以下为卖家选择提供的数据验证报告:
数据描述
The data for this challenge shows the results of a number of "trials", each one representing about 2 minutes of sequential data that are recorded every 100 ms during a driving session on the road or in a driving simulator. The trials are samples from some 100 drivers of both genders, and of different ages and ethnic backgrounds. The files are structured as follows:
The first column is the Trial ID - each period of around 2 minutes of sequential data has a unique trial ID. For instance, the first 1210 observations represent sequential observations every 100ms, and therefore all have the same trial ID The second column is the observation number - this is a sequentially increasing number within one trial ID The third column has a value X for each row where X = 1 if the driver is alert X = 0 if the driver is not alert The next 8 columns with headers P1, P2 , …….., P8 represent physiological data; The next 11 columns with headers E1, E2, …….., E11 represent environmental data; The next 11 columns with headers V1, V2, …….., V11 represent vehicular data;
The third column values are hidden in the test set ('fordTest.csv').

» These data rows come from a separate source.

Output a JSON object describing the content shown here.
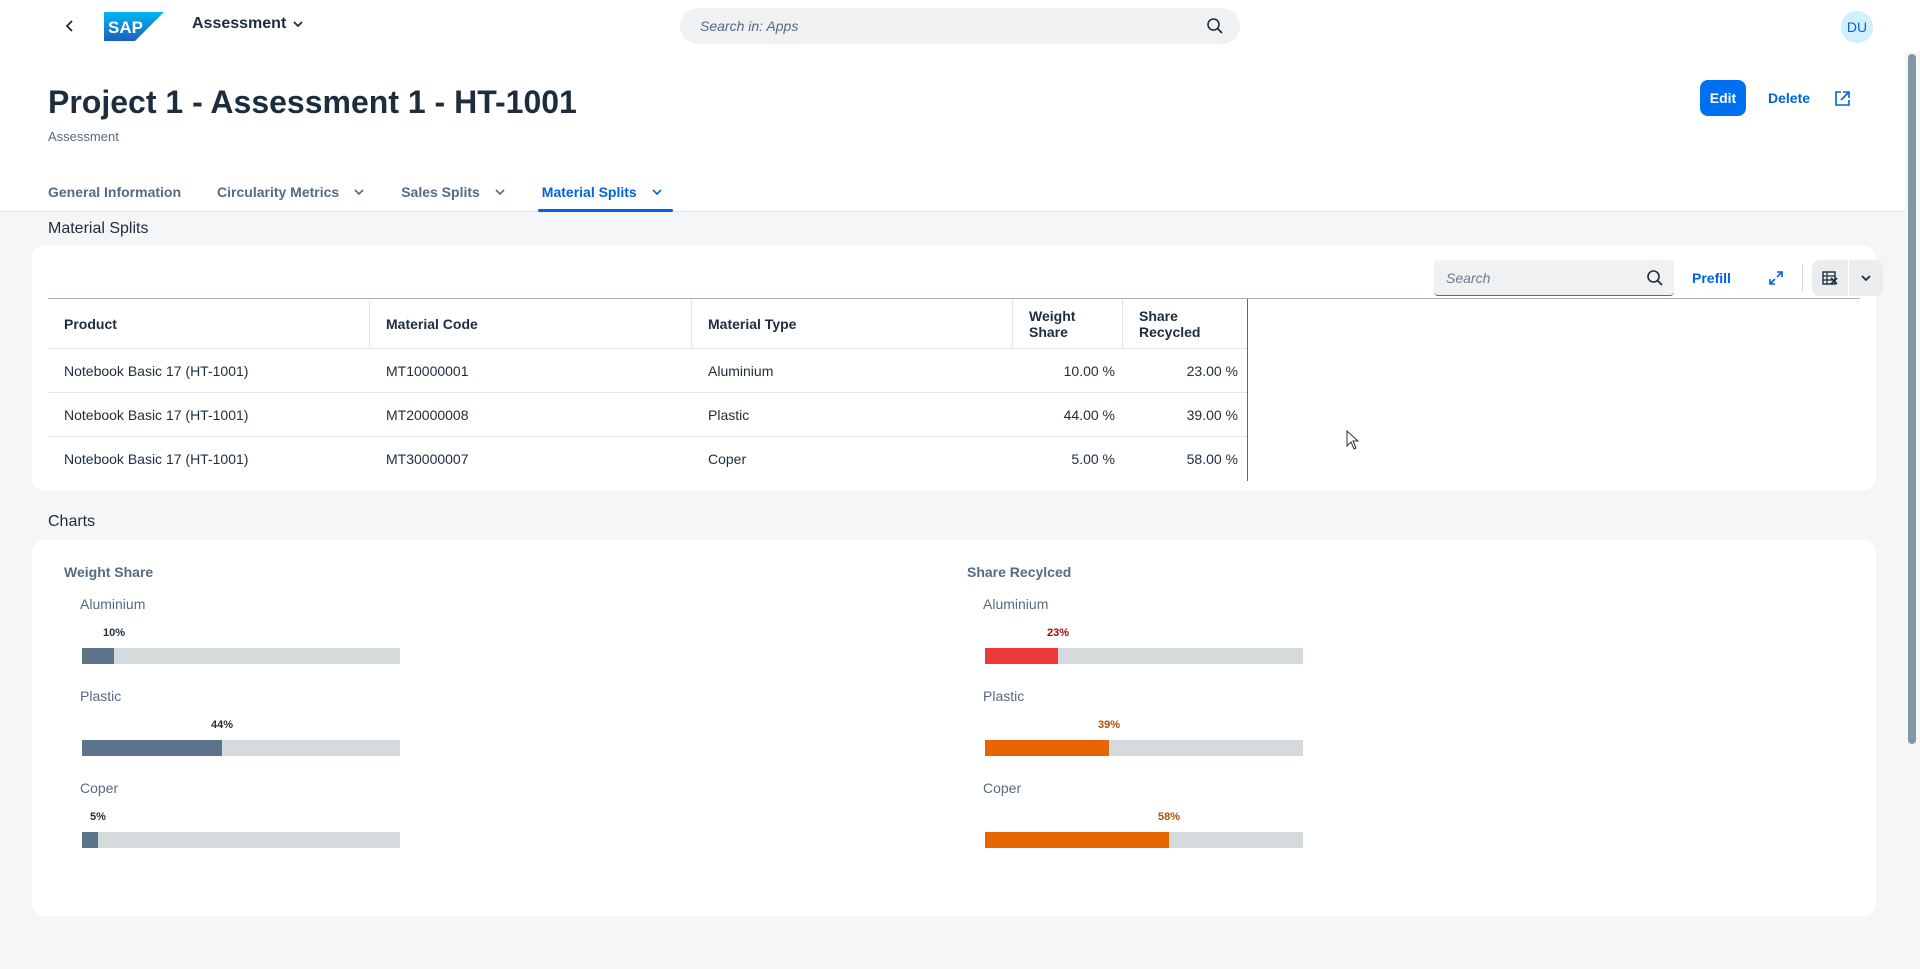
{
  "shell": {
    "app_title": "Assessment",
    "search_placeholder": "Search in: Apps",
    "avatar_initials": "DU",
    "logo_text": "SAP"
  },
  "header": {
    "title": "Project 1 - Assessment 1 - HT-1001",
    "subtitle": "Assessment",
    "edit_label": "Edit",
    "delete_label": "Delete"
  },
  "tabs": [
    {
      "label": "General Information",
      "has_menu": false,
      "active": false
    },
    {
      "label": "Circularity Metrics",
      "has_menu": true,
      "active": false
    },
    {
      "label": "Sales Splits",
      "has_menu": true,
      "active": false
    },
    {
      "label": "Material Splits",
      "has_menu": true,
      "active": true
    }
  ],
  "material_splits": {
    "section_title": "Material Splits",
    "search_placeholder": "Search",
    "prefill_label": "Prefill",
    "columns": [
      "Product",
      "Material Code",
      "Material Type",
      "Weight Share",
      "Share Recycled"
    ],
    "rows": [
      [
        "Notebook Basic 17 (HT-1001)",
        "MT10000001",
        "Aluminium",
        "10.00 %",
        "23.00 %"
      ],
      [
        "Notebook Basic 17 (HT-1001)",
        "MT20000008",
        "Plastic",
        "44.00 %",
        "39.00 %"
      ],
      [
        "Notebook Basic 17 (HT-1001)",
        "MT30000007",
        "Coper",
        "5.00 %",
        "58.00 %"
      ]
    ]
  },
  "charts_section": {
    "section_title": "Charts"
  },
  "chart_data": [
    {
      "type": "bar",
      "title": "Weight Share",
      "categories": [
        "Aluminium",
        "Plastic",
        "Coper"
      ],
      "values": [
        10,
        44,
        5
      ],
      "labels": [
        "10%",
        "44%",
        "5%"
      ],
      "colors": [
        "#5b738b",
        "#5b738b",
        "#5b738b"
      ],
      "ylim": [
        0,
        100
      ]
    },
    {
      "type": "bar",
      "title": "Share Recylced",
      "categories": [
        "Aluminium",
        "Plastic",
        "Coper"
      ],
      "values": [
        23,
        39,
        58
      ],
      "labels": [
        "23%",
        "39%",
        "58%"
      ],
      "colors": [
        "#ee3939",
        "#e76500",
        "#e76500"
      ],
      "label_colors": [
        "#aa0808",
        "#b44f00",
        "#b44f00"
      ],
      "ylim": [
        0,
        100
      ]
    }
  ],
  "colors": {
    "accent": "#0070f2",
    "link": "#0064d9",
    "track": "#d5dadd"
  }
}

The file 'example_submission.csv' is an example of a submission file - your submission files should be in exactly the same format, with only values in the last column ('Prediction') different. Predictions are expected to be real numbers between 0 and 1 inclusive.
Note: The actual names and measurement units of the physiological, environmental and vehicular data are not disclosed in this challenge. Models which use fewer physiological variables (columns with names starting with 'P') are of particular interest, therefore competitors are encouraged to consider models which require fewer of these variables.